DAYTONA BEACH, Fla. — Drivers and teams have spent the past couple of weeks trying to learn about the new NASCAR charter system. Not only do they need to know the financial details to do budgets, they need to learn how to restructure drivers so they get paid similar to what their contracts had called for under the old system.
In the past, the entry blank had the purse based on where a driver finished, plus contingency awards and the formula for “plan money” if a team had won in previous years.
The new system is a little different. According to NASCAR chief operating officer Brent Dewar, there is a fixed portion of the purse that goes to charter teams, as well as another portion of the purse that goes to charter teams that is based on a three-year performance scale, where the past year gets the most weight and the season three years ago gets the least.
There is a fixed amount for non-charter teams that is 35 percent per team of what each of the charter teams get. The amount based on where a driver finishes is the same for all drivers regardless of whether the team has a charter, as is year-end performance and bonus money — although where a charter team finishes each race will eventually affect its future “fixed” income based on the three-year performance scale.
If there are fewer than 40 cars, the amount left over for open teams that didn’t participate goes into a pool that will get divided among the three non-charter teams that are highest in owner points.

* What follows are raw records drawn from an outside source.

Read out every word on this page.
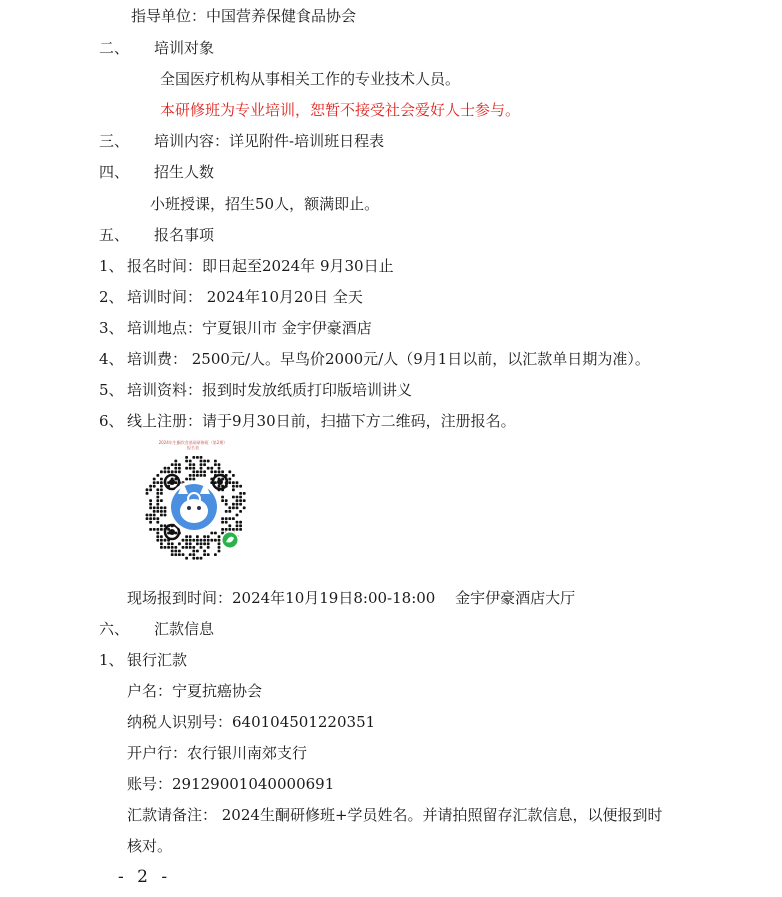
指导单位：中国营养保健食品协会
二、 培训对象
全国医疗机构从事相关工作的专业技术人员。
本研修班为专业培训，恕暂不接受社会爱好人士参与。
三、 培训内容：详见附件-培训班日程表
四、 招生人数
小班授课，招生50人，额满即止。
五、 报名事项
1、 报名时间：即日起至2024年 9月30日止
2、 培训时间： 2024年10月20日 全天
3、 培训地点：宁夏银川市 金宇伊豪酒店
4、 培训费： 2500元/人。早鸟价2000元/人（9月1日以前，以汇款单日期为准）。
5、 培训资料：报到时发放纸质打印版培训讲义
6、 线上注册：请于9月30日前，扫描下方二维码，注册报名。
2024年生酮饮食基础研修班（第2期）
报名表
现场报到时间：2024年10月19日8:00-18:00　 金宇伊豪酒店大厅
六、 汇款信息
1、 银行汇款
户名：宁夏抗癌协会
纳税人识别号：640104501220351
开户行：农行银川南郊支行
账号：29129001040000691
汇款请备注： 2024生酮研修班+学员姓名。并请拍照留存汇款信息，以便报到时
核对。
- 2 -
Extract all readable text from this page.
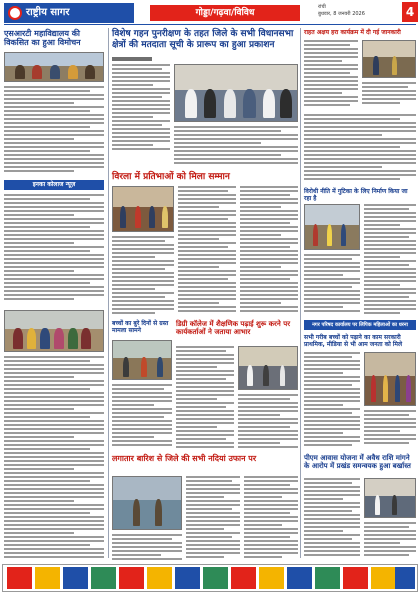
राष्ट्रीय सागर	गोड्डा/गढ़वा/विविध
रांची
बुधवार, 8 जनवरी 2026	4
एसआरटी महाविद्यालय की विकसित का हुआ विमोचन
इनका कोलाज न्यूज़
विशेष गहन पुनरीक्षण के तहत जिले के सभी विधानसभा क्षेत्रों की मतदाता सूची के प्रारूप का हुआ प्रकाशन
विरला में प्रतिभाओं को मिला सम्मान
बच्चों का बुरे दिनों से ग्रस्त मामला सामने
डिग्री कॉलेज में शैक्षणिक पढ़ाई शुरू करने पर कार्यकर्ताओं ने जताया आभार
लगातार बारिश से जिले की सभी नदियां उफान पर
राहत अक्षय हरा कार्यक्रम में दी गई जानकारी
विरोधी नीति में गुटिका के लिए निर्माण किया जा रहा है
नगर परिषद कार्यालय पर लिपिक महिलाओं का धरना
सभी गरीब बच्चों को पढ़ाने का काम सरकारी प्राथमिक, मीडिया से भी आम जनता को मिले
पीएम आवास योजना में अवैध राशि मांगने के आरोप में प्रखंड समन्वयक हुआ बर्खास्त
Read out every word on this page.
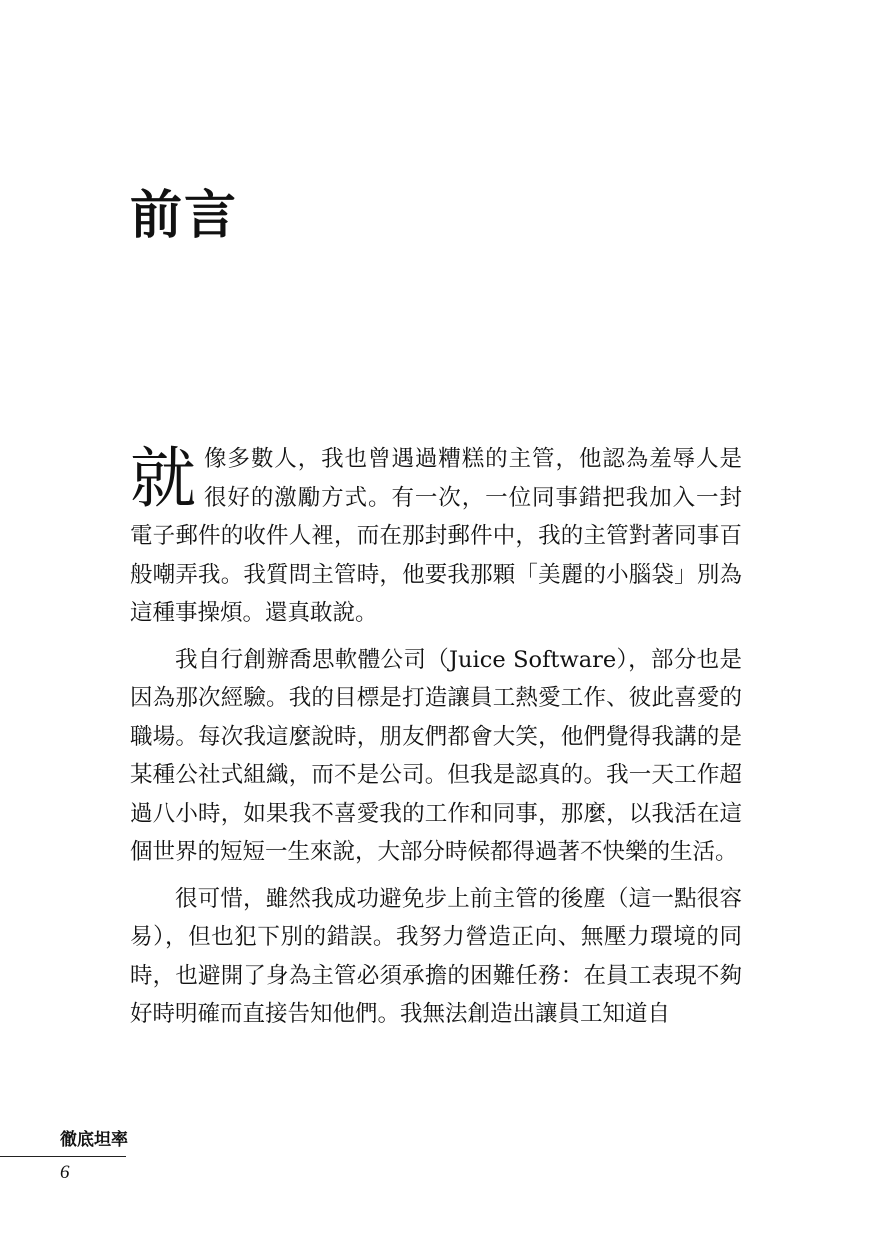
前言

就像多數人，我也曾遇過糟糕的主管，他認為羞辱人是很好的激勵方式。有一次，一位同事錯把我加入一封電子郵件的收件人裡，而在那封郵件中，我的主管對著同事百般嘲弄我。我質問主管時，他要我那顆「美麗的小腦袋」別為這種事操煩。還真敢說。

我自行創辦喬思軟體公司（Juice Software），部分也是因為那次經驗。我的目標是打造讓員工熱愛工作、彼此喜愛的職場。每次我這麼說時，朋友們都會大笑，他們覺得我講的是某種公社式組織，而不是公司。但我是認真的。我一天工作超過八小時，如果我不喜愛我的工作和同事，那麼，以我活在這個世界的短短一生來說，大部分時候都得過著不快樂的生活。

很可惜，雖然我成功避免步上前主管的後塵（這一點很容易），但也犯下別的錯誤。我努力營造正向、無壓力環境的同時，也避開了身為主管必須承擔的困難任務：在員工表現不夠好時明確而直接告知他們。我無法創造出讓員工知道自

徹底坦率
6
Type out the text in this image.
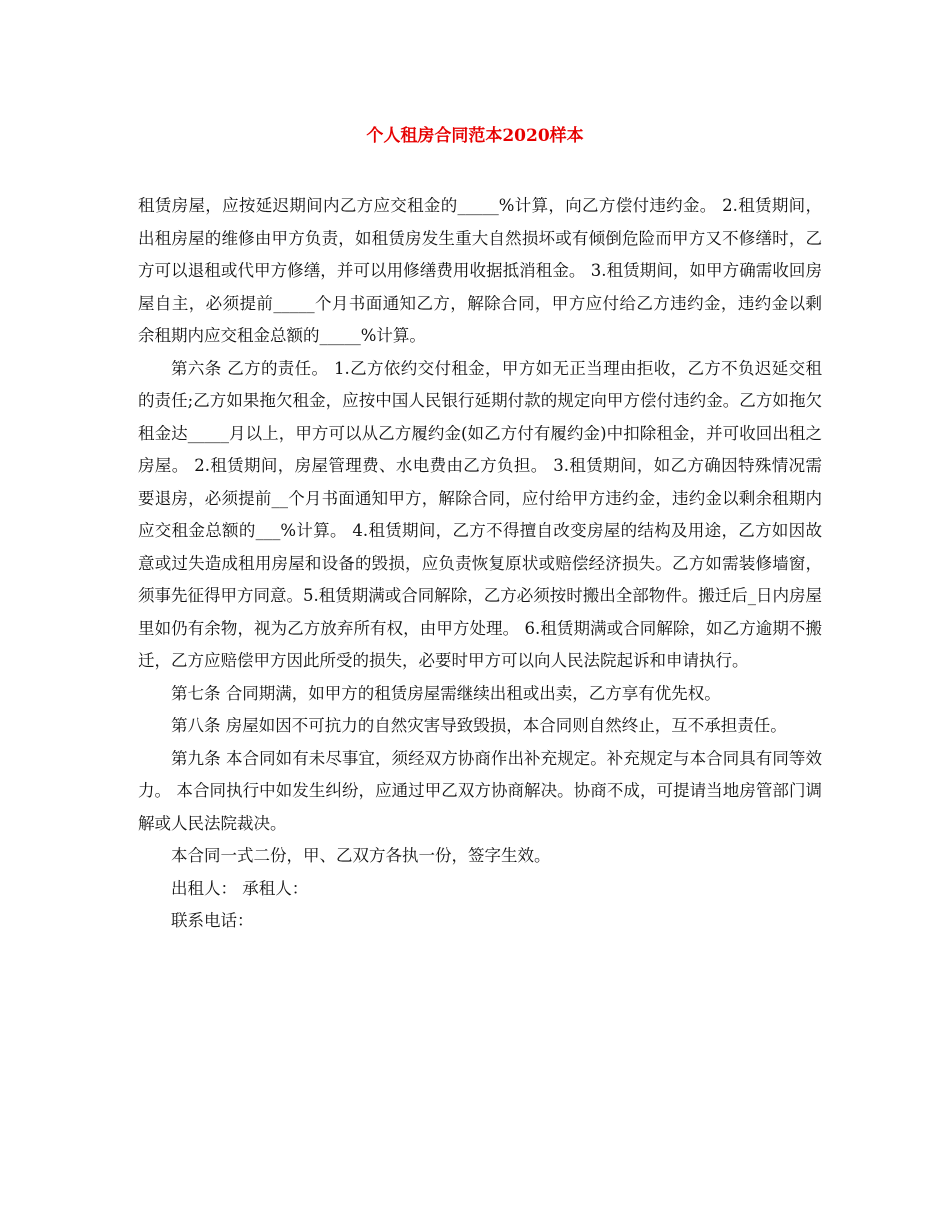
个人租房合同范本2020样本

租赁房屋，应按延迟期间内乙方应交租金的_____%计算，向乙方偿付违约金。 2.租赁期间，出租房屋的维修由甲方负责，如租赁房发生重大自然损坏或有倾倒危险而甲方又不修缮时，乙方可以退租或代甲方修缮，并可以用修缮费用收据抵消租金。 3.租赁期间，如甲方确需收回房屋自主，必须提前_____个月书面通知乙方，解除合同，甲方应付给乙方违约金，违约金以剩余租期内应交租金总额的_____%计算。

第六条 乙方的责任。 1.乙方依约交付租金，甲方如无正当理由拒收，乙方不负迟延交租的责任;乙方如果拖欠租金，应按中国人民银行延期付款的规定向甲方偿付违约金。乙方如拖欠租金达_____月以上，甲方可以从乙方履约金(如乙方付有履约金)中扣除租金，并可收回出租之房屋。 2.租赁期间，房屋管理费、水电费由乙方负担。 3.租赁期间，如乙方确因特殊情况需要退房，必须提前__个月书面通知甲方，解除合同，应付给甲方违约金，违约金以剩余租期内应交租金总额的___%计算。 4.租赁期间，乙方不得擅自改变房屋的结构及用途，乙方如因故意或过失造成租用房屋和设备的毁损，应负责恢复原状或赔偿经济损失。乙方如需装修墙窗，须事先征得甲方同意。5.租赁期满或合同解除，乙方必须按时搬出全部物件。搬迁后_日内房屋里如仍有余物，视为乙方放弃所有权，由甲方处理。 6.租赁期满或合同解除，如乙方逾期不搬迁，乙方应赔偿甲方因此所受的损失，必要时甲方可以向人民法院起诉和申请执行。

第七条 合同期满，如甲方的租赁房屋需继续出租或出卖，乙方享有优先权。

第八条 房屋如因不可抗力的自然灾害导致毁损，本合同则自然终止，互不承担责任。

第九条 本合同如有未尽事宜，须经双方协商作出补充规定。补充规定与本合同具有同等效力。 本合同执行中如发生纠纷，应通过甲乙双方协商解决。协商不成，可提请当地房管部门调解或人民法院裁决。

本合同一式二份，甲、乙双方各执一份，签字生效。

出租人： 承租人：

联系电话：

A team can lose a charter based on performance — if the team finishes among the bottom three charter teams in owner points for three consecutive years. That doesn’t mean NASCAR will definitely take the charter away, but it has the option, Dewar said. The charters first would be offered to current teams. Any proceeds, after an administrative fee, from the charter sold by NASCAR would go into the season-ending points fund, Dewar said. That also would occur if a charter team ends up being financially insolvent and doesn’t show up for a race.
The total amount of money in the pool will go up each year, Dewar said. (The television money increases by 3 to 4 percent a year.) The points fund would depend on how much is contributed by the new series sponsor in 2017.
“Everything is slated for better performance,” Dewar said. “There is a slope to every piece of the curve with the exception of the fixed, whether you’re a fixed open or a fixed charter. … The charter system is designed to create stability, but three of the four elements are performance-based.”
Along with all this, NASCAR doesn’t plan to release how much a driver makes in the race report each week, even in the Xfinity and Truck series that have more traditional purse allotments. Dewar said the money has always gone to the team, and the teams have always been the ones to pay the drivers whatever they negotiated as far as the portion of the purse.
For the drivers, though, they were used to seeing that amount — either in an entry blank (which no longer lists purse money by order of finish for Sprint Cup) or in the race report — and having a good idea of how much they should be paid per event. Now that the charter teams will get their money more on an annual basis, the driver contracts have to be reworked.
“I’ve got to tread lightly in what I say, but I think everyone would have to have something redone within their contract, legally,” Joe Gibbs Racing driver Denny Hamlin said. “There’s been some verbiage and stuff that has changed essentially how the drivers get paid the purse. … It’s up to the individual driver and owner to work out those details.”
Most drivers have agents who handle those negotiations and have been busy the past week reworking deals. JGR’s Carl Edwards is among those who doesn’t.
“I’ve been working real close with them on all that stuff and it’s basically a non-event,” he said.
All the drivers, for now, seem confident their owners will work in good faith. If not, it wouldn’t be surprising to see the drivers unite even closer than before.
The current season’s Sprint Cup drivers council includes three newcomers — Jimmie Johnson, Kyle Busch and Brad Keselowski — joining Hamlin, Joey Logano, Dale Earnhardt Jr., Tony Stewart, Kevin Harvick and Kyle Larson. Dewar has met with at least some of the members and said the teams were given a sheet to help understand how to compute new performance-based contract clauses.
“Everybody knew there was going to be some contractual stuff that we had to work through,” said Harvick, who drives for Stewart-Haas Racing. “For me, I wanted it to happen as openly and as quick as possible because I didn’t want it to linger and have things be brought up that really didn’t need to be brought up and cause tension between teams.
“That was my ultimate goal. I’m not going to sit around and pinch pennies just because of the fact I think I’m being treated unfairly. I want to just be treated fairly. That was really all that I was looking for. I felt like our team did that.”
Until then, the drivers aren’t using the media to plead their case.
“I’m not in a big rush to address it,” said Danica Patrick, another SHR driver. “I’m sure that my team has been nothing but fair for years, so we’ll work it out.”
If it seems the drivers have a lot of trust in their owners, they do.
“What else can I do but trust?” Keselowski, of Team Penske, said. “It’s my only option.”